We sometimes saute the pork with a little olive oil rather than grilling.  It's not traditional, but the meat seems to be a little more moist.  If grilling, be careful not to overcook.




Ingredients

6 tablespoons olive oil
1 teaspoon salt
1/2 teaspoon thyme
3/4 teaspoon ground cumin
1/2 teaspoon paprika
1 teaspoon crushed red pepper
1 bay leaf, crumbled
1 teaspoon minced parsley
freshly ground pepper

1 lb. lean pork, cut in  3/4 - 1 inch cubes. (We like to use pork loin)

Directions

Mix all ingredients except pork in a large bowl.  Add the meat cubes and stir to coat.  Cover and refrigerate several hours or overnight, stirring occasionally.  Thread on skewers; grill until well browned, but juicy.

Also an excellent main course.  Make the pork cubes larger, serve with mashed potatoes, and a green vegetable.
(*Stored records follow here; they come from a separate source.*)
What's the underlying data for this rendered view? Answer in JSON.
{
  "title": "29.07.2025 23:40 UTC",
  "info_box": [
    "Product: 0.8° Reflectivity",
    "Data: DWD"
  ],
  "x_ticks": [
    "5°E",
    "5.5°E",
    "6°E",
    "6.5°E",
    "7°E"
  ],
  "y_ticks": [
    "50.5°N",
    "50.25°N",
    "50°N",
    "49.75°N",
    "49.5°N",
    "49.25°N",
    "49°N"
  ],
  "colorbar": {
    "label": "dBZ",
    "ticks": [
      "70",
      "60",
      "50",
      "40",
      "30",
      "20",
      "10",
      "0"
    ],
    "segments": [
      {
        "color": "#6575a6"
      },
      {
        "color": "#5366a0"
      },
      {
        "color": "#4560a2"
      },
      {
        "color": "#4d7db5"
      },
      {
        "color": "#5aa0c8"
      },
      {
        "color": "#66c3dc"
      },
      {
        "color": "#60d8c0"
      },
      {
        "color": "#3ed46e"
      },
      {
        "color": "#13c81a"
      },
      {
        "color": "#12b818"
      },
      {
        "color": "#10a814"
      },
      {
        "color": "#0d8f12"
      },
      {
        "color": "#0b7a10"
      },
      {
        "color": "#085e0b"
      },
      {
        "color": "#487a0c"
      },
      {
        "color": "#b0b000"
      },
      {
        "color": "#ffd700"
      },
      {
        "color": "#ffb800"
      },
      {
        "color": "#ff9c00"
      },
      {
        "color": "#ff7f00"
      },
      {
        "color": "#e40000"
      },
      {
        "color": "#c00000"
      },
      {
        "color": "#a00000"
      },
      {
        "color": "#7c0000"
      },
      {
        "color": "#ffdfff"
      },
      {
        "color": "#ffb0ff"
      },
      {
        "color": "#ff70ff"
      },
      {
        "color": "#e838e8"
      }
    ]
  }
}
Saturday, October 10, 2009

Turkey - Pumpkin Chili

It seems like pumpkin is turning up in everything this time of year.  When I read about the health benefits of pumpkin, the antioxidants and fiber, and see that a cup of pumpkin puree has only 1 Weight Watchers point, it's no wonder.  I'll be looking for more ways to work it into my diet. 




Ingredients

1.2 lb. extra lean ground turkey
2 T. taco seasoning, (or one packet)
1 1/2 t. kosher salt
1 onion, diced
3 large cloves garlic, minced
2 stalks celery, diced
2 green bell peppers, diced
3/4 c. diced green chili
1 jalepeno, seeded & deveined, finely diced
28 oz. can diced tomatoes, undrained
15 oz. can black beans, undrained
15 oz. can pinto beans, undrained
15 oz. can red kidney beans, undrained
15 oz. can pumpkin puree
4 c. chicken broth
1/4 t. cinnamon
salt, to taste

For a more stew-like chili, stir 1/2 c. corn starch into 1 c. cold water.  Add to chili after cooking 1 hour and simmer until thick.


Directions

Season ground turkey with taco seasoning, and kosher salt; brown in a large dutch oven.   Add remaining ingredients (except cornstarch and water).  Simmer 1 hour.  If desired add cornstarch & water.
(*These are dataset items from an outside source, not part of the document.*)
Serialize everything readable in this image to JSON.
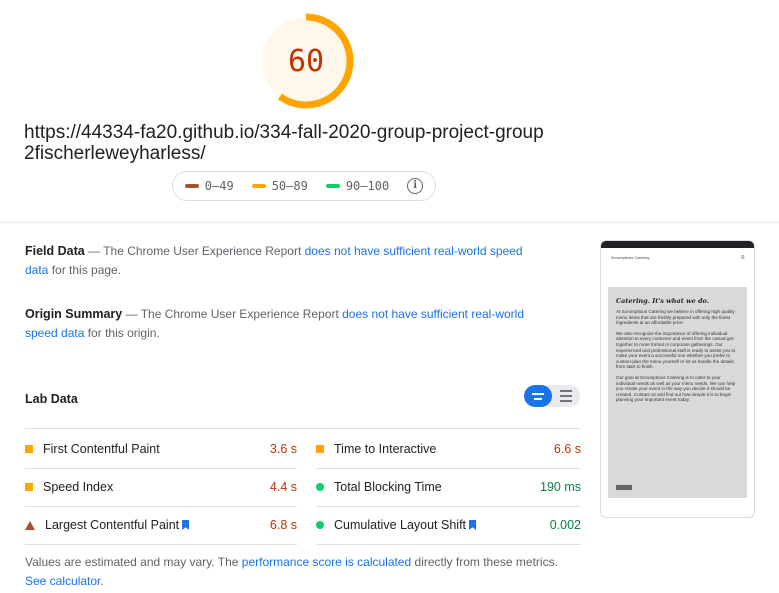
{
  "score": {
    "value": "60",
    "fraction": 0.6,
    "color": "#ffa400"
  },
  "url": "https://44334-fa20.github.io/334-fall-2020-group-project-group2fischerleweyharless/",
  "legend": [
    {
      "label": "0–49",
      "color": "#a0532d"
    },
    {
      "label": "50–89",
      "color": "#ffa400"
    },
    {
      "label": "90–100",
      "color": "#0cce6b"
    }
  ],
  "field_data": {
    "title": "Field Data",
    "dash": " — The Chrome User Experience Report ",
    "link": "does not have sufficient real-world speed data",
    "tail": " for this page."
  },
  "origin_summary": {
    "title": "Origin Summary",
    "dash": " — The Chrome User Experience Report ",
    "link": "does not have sufficient real-world speed data",
    "tail": " for this origin."
  },
  "lab_data": {
    "title": "Lab Data",
    "metrics": [
      {
        "name": "First Contentful Paint",
        "value": "3.6 s",
        "status": "average",
        "color": "#c33300"
      },
      {
        "name": "Time to Interactive",
        "value": "6.6 s",
        "status": "average",
        "color": "#c33300"
      },
      {
        "name": "Speed Index",
        "value": "4.4 s",
        "status": "average",
        "color": "#c33300"
      },
      {
        "name": "Total Blocking Time",
        "value": "190 ms",
        "status": "pass",
        "color": "#018642"
      },
      {
        "name": "Largest Contentful Paint",
        "value": "6.8 s",
        "status": "fail",
        "color": "#c33300"
      },
      {
        "name": "Cumulative Layout Shift",
        "value": "0.002",
        "status": "pass",
        "color": "#018642"
      }
    ]
  },
  "note": {
    "pre": "Values are estimated and may vary. The ",
    "link1": "performance score is calculated",
    "mid": " directly from these metrics. ",
    "link2": "See calculator",
    "end": "."
  },
  "screenshot": {
    "brand": "Scrumptious Catering",
    "menu": "≡",
    "title": "Catering. It's what we do.",
    "paragraphs": [
      "At Scrumptious Catering we believe in offering high quality menu items that are freshly prepared with only the finest ingredients at an affordable price.",
      "We also recognize the importance of offering individual attention to every customer and event from the casual get-together to more formal or corporate gatherings. Our experienced and professional staff is ready to assist you to make your event a successful one whether you prefer to custom-plan the menu yourself or let us handle the details from start to finish.",
      "Our goal at Scrumptious Catering is to cater to your individual needs as well as your menu needs. We can help you create your event in the way you decide it should be created. Contact us and find out how simple it is to begin planning your important event today."
    ]
  }
}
Yields 24-1 cup servings, 2 WW Points per cup

Monday, October 5, 2009

Cook E Jar Restaurant, Casa Grande, AZ

Looking for a bit of lunch before heading home from our Casa Grande trip, we stumbled upon the Cook E Jar Restaurant (right across from Food City). 

They were serving breakfast all day on Sunday.  Our selections included an omelet, a "light breakfast," a Cuban sandwich, and the dish that drew the most attention - a generous serving a French Toast topped off with sliced banana and walnuts.  My friend, Julie, always does like to start her day with a little fresh fruit! 
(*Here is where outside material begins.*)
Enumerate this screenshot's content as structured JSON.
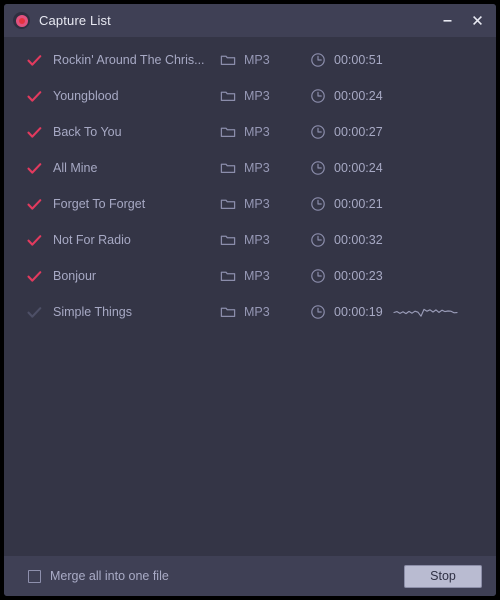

The food was tasty, the coffee fresh and plentiful,  and the service very attentive.  Cook E Jar is definitely on our "do again" list. 

Legends Restaurant, Franciso Grande Hotel & Golf Resort, Casa Grande, AZ


Meeting dear friends from our Air Force days has become an annual tradition.  We rendezvous half way between our homes at the Francisco Grande.   We always stay in the Tower, nice rooms with great views of the golf course. 

For four years, we've enjoyed the food in Legends, the hotel restaurant.  This year, our selections from the menu included: a salmon cesar salad, meatloaf with garlic mashed potatoes, and pangasius (a mild white fish) stuffed with blue crab meat and finished with a white truffle balsamic glaze.  The food and service have always been fantastic!

Nutella Buttercream

For my sister's birthday, something chocolate was required.  A chocolate cake with Nutella Swiss Meringue Buttercream.  My mother prepared her other favorite, a Tres Leches Cake, as well as a fried chicken dinner with all the trimmings.  She is well loved and last Friday, very well fed.


To make the buttercream, I added 3 small jars of Nutella to a Swiss Meringue Buttercream recipe I found online.  (I have since tried it with the Jif hazelnut chocolate spread and its thicker texture works better in the frosting.)  I have made meringue buttercreams before, but I now realize they were Italian style rather than Swiss.  In this recipe the egg whites are heated before beating.

In the Italian version, a hot syrup is added to the fluffy whites. This method seems to yield a frosting that holds up better at room temperature.  The Swiss was a little to soft to work with, hence the unusual piping pattern around the bottom of the cake.